Transfer From ChatGPT to Claude

Starting with AI - Interlude

Starting with ai post post3.5.

I started writing a five part article about working with Claude. I have talked about an overview, general chat, Claude chat projects, and Cowork. The next session should be Claude Code, but before I dive into that, I think it’s time to pause and dig into how to move your work from ChatGPT over to Claude.

I am sure there are a TON of ways to do this, however, these are the two techniques I use.

  1. Transcript port
  2. Artifact Handoff

Migrating from ChatGPT to Claude

When I first switched over to Claude I wanted to make sure I captured every single word and gave them to claude. So I used a web tool called MarkDownload. This tool takes a web page and turns it into a markdown text file and lets you download it to your computer.

I would then drag/open the file in Claude and have it read the conversation.

Now there is a downside to this method. And the downside is that this can chew up a lot of context. But what is context you ask?

What is Context?

The simple answer is working memory. When ChatGPT and other tools came out, they had very small contexts. They could handle a few hundred words and conversations that were not that long. Now the standard is almost a million tokens.

That’s cool you say, but what’s a token?

But What’s a Token?

A token is a word fragment. The historical genesis of most modern LLM’s (in part) is from believe it or not autocomplete. If I start typing a word, you want the machine to successfully predict what I will say next and suggest the word I mean, not the one I am mangling on my touch screen with my pickle fingers. AI engineers realized that these predictive systems could guess what part of a word could come next from a fragment of a word. They call these fragments tokens.

And, if they had more context in which that token was being used, they had a better chance of guessing what token would come next.

Consequently, context size as measured in tokens became the standard for how LLM’s can think. It turns out, it is important to keep an eye on context when you are working with LLM’s.

Why Should You Care?

The main reason you want to care about context and tokens is quality. It has been demonstrated that when an LLM context gets too full, the model begins to drift. It confabulates more, and forgets rules given to it earlier in the conversation. In other words, the LLM becomes forgetful.

There is a tool on github that gets under the hood of these tools and watches how well the LLM performs depending upon how full the context buffer is. As a result, they suggest, as of the time I am writing this article, that chat bot can be at its best when its context is below 30% full. About 50% you might want to start thinking about starting a new chat, or purging the context.

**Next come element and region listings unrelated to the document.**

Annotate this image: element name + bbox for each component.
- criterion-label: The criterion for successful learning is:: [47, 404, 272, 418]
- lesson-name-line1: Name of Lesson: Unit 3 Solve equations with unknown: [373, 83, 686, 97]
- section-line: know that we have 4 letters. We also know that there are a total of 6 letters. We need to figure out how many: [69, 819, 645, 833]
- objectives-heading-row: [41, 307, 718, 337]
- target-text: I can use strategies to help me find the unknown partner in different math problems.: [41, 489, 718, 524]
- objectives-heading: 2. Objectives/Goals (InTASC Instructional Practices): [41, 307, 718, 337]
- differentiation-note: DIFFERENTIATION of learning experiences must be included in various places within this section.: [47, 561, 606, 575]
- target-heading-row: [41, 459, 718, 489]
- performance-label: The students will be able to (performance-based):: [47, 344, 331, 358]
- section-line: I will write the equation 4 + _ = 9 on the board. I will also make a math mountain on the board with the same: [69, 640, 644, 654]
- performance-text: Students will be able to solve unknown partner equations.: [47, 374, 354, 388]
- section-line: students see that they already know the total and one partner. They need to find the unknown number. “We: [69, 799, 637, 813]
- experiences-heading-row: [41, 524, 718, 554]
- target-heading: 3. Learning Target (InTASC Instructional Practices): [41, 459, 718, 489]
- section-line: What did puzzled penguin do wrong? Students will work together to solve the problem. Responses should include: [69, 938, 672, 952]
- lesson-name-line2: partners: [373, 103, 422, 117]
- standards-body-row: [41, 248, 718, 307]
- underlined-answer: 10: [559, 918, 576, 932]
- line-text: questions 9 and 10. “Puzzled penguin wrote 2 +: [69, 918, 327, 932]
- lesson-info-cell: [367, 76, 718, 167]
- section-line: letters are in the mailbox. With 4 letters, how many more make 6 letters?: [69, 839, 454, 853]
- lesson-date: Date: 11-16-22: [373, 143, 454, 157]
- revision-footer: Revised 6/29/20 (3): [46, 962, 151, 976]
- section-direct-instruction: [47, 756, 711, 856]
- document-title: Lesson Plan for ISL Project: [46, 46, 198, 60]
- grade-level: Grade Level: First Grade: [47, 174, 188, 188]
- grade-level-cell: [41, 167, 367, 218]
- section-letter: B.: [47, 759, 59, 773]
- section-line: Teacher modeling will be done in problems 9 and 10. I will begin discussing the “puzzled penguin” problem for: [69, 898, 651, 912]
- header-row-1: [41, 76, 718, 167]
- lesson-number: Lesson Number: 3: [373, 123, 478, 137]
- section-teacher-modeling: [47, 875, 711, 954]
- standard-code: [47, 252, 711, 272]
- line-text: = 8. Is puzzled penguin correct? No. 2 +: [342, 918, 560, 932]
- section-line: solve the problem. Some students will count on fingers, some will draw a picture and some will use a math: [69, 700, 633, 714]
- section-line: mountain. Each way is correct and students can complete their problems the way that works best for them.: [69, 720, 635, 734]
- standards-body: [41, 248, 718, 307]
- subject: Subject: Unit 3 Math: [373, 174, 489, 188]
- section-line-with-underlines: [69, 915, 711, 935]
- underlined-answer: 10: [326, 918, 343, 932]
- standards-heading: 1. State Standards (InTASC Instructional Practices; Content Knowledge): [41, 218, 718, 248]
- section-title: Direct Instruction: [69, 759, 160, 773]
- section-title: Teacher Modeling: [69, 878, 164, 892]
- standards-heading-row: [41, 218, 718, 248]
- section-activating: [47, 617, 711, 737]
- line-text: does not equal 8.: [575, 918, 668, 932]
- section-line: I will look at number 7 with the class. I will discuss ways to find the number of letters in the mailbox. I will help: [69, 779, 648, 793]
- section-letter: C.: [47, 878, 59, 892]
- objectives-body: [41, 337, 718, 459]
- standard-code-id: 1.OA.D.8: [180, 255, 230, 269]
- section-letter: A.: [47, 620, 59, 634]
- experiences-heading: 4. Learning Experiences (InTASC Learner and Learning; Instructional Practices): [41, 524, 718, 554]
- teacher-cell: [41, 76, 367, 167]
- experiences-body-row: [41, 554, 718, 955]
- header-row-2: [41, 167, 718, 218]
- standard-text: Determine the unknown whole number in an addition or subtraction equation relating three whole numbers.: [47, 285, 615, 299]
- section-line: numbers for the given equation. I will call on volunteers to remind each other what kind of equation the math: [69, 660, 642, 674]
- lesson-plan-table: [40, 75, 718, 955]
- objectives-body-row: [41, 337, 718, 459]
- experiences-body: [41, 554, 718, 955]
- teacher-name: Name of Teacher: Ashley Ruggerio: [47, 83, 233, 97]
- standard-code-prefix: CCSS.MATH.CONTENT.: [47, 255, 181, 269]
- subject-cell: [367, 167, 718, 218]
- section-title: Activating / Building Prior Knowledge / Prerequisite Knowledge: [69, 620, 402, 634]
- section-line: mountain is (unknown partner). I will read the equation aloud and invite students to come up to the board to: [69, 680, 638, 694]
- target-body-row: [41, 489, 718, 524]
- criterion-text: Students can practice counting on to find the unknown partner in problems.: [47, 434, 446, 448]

Why am I telling you that?

Because if you move over an entire conversation from ChatGPT to Claude… you will burn an enormous amount of context with unnecessary tokens.

Let’s face it. Most chats are heavy with unbalanced text exchanges. you talk a little, AI talks a lot. I noticed a pattern where the AI wrote 11 words for every one of mine. Not all of those walls of text have value. I would argue most don’t. This is why my dominant form of transferring knowledge between LLM’s is now what I call the markdown artifact handoff document.

Artifacts

I used three very specific words: Markdown. Artifact. and handoff. Why?

  1. Markdown - a readable text document that saves formatting intent. This is an extremely token efficient way to transmit meaning.
  2. Artifact - the idea of an artifact is that it is something decided. It represents your understanding at that moment in time.
  3. Handoff - the purpose of the document is to help another AI agent get up to speed fast.

Why use Artifacts? There are approximately 1.3 tokens per word.

Here is the real word count from a conversation I had with Claude this morning:

Words: 19,150 Characters: 118,050 Tokens (est): ~25,000

That is a CHUNK of text. Converted into an Artifact? Markdown Artifact for Handoff: 2,138 words or about 2,800 tokens. 1/9th the token space.

Something else you need to know about Artifacts

Using Artifacts is extremely powerful for “seeding” new conversations. A powerful design pattern I use, is to work with AI until we reach something like a “check point,” and then I stop and ask it to generate a markdown artifact for handoff. Which it does. I can do this multiple times throughout a conversation, but the point is to consolidate our understanding and make it transferable.

If you ask claude, How's your context He will answer. (or she if you think of Claude as Claudia, or it if you like a more Asimovian view of thinking machines). But the point is, paying attention to context can help keep hallucinations, conflations, and confabulations to a minimum. (who knew we would be using those words so much?)

Summary

Once you use chat, projects, and cowork in Claude you may want to start moving over some of your chats from ChatGPT. The best ways I have found to do that?

a. use a web clipper to grab an entire conversational thread. b. ask ChatGPT to generate a markdown artifact for handoff.

And if you don’t know markdown yet, I encourage you to start getting familiar with the concept, because you will want to know it when you start using claude code.

Example Prompt

Hey claude, what is a markdown artifact for handoff to another AI? What is an artifact?  What is a living artifact? And why do you do everything in markdown?